Methods: The National Cancer Data Base (1998-2011) was queried for all pediatric patients (age ≤18) with papillary thyroid cancer. Demographic, clinical, and pathologic features at the time of diagnosis were evaluated for all patients. Facility case volume was defined as the total number of pediatric thyroid cancer patients presenting at a given hospital, and case volume quartiles were created that contained an approximately equal number of facilities. Patients then were placed into quartiles based on these case volume definitions. Univariate analysis was performed to measure association with outcomes, including length of stay and readmissions.
Results: In total, 3,809 patients met inclusion criteria. The majority were female (80.2%) and white (89.2%). The mean tumor size was 2.6 ± 2.9 cm, and 49.7% of patients had metastatic disease in cervical lymph nodes. The majority of patients underwent total thyroidectomy (88.7%) and received radioactive iodine (59.7%). The five year overall survival was 99.0%. Patients treated at the highest volume facilities were younger (mean age of 14.8 years vs 16.0 years), more likely to be treated at an academic facility (71.7% vs 3.0%), and more likely to travel a greater distance to their treatment facility (mean distance of 50.1 vs 13.8 miles) (all p <0.01). Also, patients treated at the highest volume facilities were more likely to undergo total thyroidectomy (91.0% vs 81.5%) and receive radioactive iodine (63.1% vs 54.2%) (all p <0.01).
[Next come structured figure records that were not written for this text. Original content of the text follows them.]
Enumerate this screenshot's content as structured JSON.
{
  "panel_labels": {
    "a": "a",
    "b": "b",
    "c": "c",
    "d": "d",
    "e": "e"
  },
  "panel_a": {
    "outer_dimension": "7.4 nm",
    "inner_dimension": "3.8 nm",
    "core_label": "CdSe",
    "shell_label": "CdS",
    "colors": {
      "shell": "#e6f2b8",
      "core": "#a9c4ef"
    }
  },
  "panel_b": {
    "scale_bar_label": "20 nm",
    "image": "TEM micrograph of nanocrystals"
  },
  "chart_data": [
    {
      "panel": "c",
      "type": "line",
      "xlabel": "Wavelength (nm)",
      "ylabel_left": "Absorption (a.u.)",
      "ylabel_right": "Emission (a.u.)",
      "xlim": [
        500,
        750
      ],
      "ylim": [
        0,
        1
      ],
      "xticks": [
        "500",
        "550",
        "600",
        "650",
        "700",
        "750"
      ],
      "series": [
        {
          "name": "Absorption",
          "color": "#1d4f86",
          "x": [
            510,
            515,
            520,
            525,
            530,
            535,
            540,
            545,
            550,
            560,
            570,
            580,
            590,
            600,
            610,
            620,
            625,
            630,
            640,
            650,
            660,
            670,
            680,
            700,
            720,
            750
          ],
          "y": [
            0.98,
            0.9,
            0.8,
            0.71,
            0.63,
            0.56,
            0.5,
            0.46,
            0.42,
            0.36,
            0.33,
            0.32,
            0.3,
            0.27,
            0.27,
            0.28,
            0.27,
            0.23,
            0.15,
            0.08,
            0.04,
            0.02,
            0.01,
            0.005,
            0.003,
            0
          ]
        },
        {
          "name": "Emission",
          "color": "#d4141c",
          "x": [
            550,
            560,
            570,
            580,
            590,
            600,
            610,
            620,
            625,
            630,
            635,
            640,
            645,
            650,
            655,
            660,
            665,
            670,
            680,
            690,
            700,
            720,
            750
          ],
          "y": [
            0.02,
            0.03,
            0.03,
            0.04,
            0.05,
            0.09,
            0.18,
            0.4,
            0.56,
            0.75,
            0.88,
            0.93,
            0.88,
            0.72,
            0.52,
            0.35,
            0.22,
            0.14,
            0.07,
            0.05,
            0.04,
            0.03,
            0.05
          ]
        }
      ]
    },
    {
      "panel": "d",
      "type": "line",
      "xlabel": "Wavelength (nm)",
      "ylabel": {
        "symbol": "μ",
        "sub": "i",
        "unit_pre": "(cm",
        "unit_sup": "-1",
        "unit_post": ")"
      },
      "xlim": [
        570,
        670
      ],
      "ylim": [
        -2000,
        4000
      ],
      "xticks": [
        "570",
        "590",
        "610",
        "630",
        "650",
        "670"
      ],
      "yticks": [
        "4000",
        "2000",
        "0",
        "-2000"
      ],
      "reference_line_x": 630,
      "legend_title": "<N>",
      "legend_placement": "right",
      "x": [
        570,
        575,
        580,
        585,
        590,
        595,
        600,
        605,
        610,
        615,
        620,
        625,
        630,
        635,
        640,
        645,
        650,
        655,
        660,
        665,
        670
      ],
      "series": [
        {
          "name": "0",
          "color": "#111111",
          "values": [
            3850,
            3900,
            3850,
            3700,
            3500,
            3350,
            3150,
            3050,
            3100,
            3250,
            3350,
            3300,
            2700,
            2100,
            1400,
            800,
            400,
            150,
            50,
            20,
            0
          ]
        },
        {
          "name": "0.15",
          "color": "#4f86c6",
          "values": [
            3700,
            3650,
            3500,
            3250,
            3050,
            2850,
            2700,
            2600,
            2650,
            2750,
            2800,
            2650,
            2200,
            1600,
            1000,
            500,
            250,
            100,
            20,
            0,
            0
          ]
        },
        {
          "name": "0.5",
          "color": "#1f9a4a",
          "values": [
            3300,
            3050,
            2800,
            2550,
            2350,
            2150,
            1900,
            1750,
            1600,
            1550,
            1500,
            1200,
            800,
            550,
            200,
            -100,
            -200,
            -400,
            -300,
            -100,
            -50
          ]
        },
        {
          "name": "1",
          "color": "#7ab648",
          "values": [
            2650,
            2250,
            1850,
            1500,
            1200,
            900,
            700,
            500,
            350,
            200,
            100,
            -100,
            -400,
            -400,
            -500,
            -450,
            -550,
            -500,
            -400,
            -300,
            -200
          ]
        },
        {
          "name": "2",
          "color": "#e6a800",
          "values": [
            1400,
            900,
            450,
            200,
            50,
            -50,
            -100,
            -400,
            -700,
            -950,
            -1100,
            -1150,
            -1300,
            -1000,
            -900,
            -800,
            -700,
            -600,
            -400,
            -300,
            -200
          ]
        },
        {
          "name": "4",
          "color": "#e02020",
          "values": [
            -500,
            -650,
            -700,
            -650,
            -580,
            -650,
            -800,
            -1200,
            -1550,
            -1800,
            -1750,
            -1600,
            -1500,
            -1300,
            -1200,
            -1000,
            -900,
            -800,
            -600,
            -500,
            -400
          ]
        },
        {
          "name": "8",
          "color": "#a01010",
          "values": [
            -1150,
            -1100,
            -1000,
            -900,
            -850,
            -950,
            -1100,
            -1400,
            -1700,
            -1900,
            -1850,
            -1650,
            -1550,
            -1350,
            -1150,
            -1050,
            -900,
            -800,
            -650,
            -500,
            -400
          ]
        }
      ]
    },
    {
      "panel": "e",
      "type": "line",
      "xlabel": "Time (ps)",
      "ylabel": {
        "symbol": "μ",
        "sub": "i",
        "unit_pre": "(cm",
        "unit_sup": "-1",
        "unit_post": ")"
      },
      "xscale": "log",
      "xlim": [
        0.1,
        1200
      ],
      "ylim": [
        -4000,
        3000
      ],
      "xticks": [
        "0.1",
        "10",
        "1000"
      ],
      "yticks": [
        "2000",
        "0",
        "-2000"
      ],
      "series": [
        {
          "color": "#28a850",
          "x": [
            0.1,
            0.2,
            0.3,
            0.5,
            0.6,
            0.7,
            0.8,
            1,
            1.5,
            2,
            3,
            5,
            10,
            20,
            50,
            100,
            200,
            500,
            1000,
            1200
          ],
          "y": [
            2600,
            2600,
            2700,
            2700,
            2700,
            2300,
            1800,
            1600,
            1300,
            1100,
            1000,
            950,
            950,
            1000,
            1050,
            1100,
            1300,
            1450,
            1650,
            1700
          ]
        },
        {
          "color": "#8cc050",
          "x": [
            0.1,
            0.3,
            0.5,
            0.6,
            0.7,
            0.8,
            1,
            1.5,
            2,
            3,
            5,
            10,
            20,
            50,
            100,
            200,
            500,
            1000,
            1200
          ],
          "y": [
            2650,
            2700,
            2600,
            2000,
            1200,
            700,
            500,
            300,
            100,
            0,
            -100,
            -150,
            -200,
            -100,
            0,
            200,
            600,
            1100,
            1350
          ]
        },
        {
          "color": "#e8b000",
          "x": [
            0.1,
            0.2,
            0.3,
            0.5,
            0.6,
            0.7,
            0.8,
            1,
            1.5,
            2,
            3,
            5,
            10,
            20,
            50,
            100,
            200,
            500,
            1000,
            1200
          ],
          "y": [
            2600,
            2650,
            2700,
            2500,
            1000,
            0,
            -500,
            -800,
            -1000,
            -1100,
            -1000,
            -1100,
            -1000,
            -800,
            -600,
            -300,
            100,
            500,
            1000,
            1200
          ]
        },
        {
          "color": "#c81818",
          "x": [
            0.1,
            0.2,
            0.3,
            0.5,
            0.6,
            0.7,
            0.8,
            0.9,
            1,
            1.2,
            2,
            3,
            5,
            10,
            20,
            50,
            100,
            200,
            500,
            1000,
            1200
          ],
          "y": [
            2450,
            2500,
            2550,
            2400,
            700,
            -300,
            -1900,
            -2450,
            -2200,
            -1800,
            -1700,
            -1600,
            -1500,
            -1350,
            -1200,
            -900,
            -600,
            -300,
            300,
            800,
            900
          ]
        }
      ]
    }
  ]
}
The mean length of stay was similar in all quartiles (p =0.71); however, patients treated at the highest volume facilities were less likely to be readmitted than patients treated at the lowest volume facilities (5.2% vs 9.0%; p <0.01).
Conclusion: Pediatric patients with papillary thyroid cancer treated at low volume centers were more likely to be readmitted after thyroid surgery than patients treated at high volume centers. Providers should consider facility case volume status when referring these children for thyroid surgery.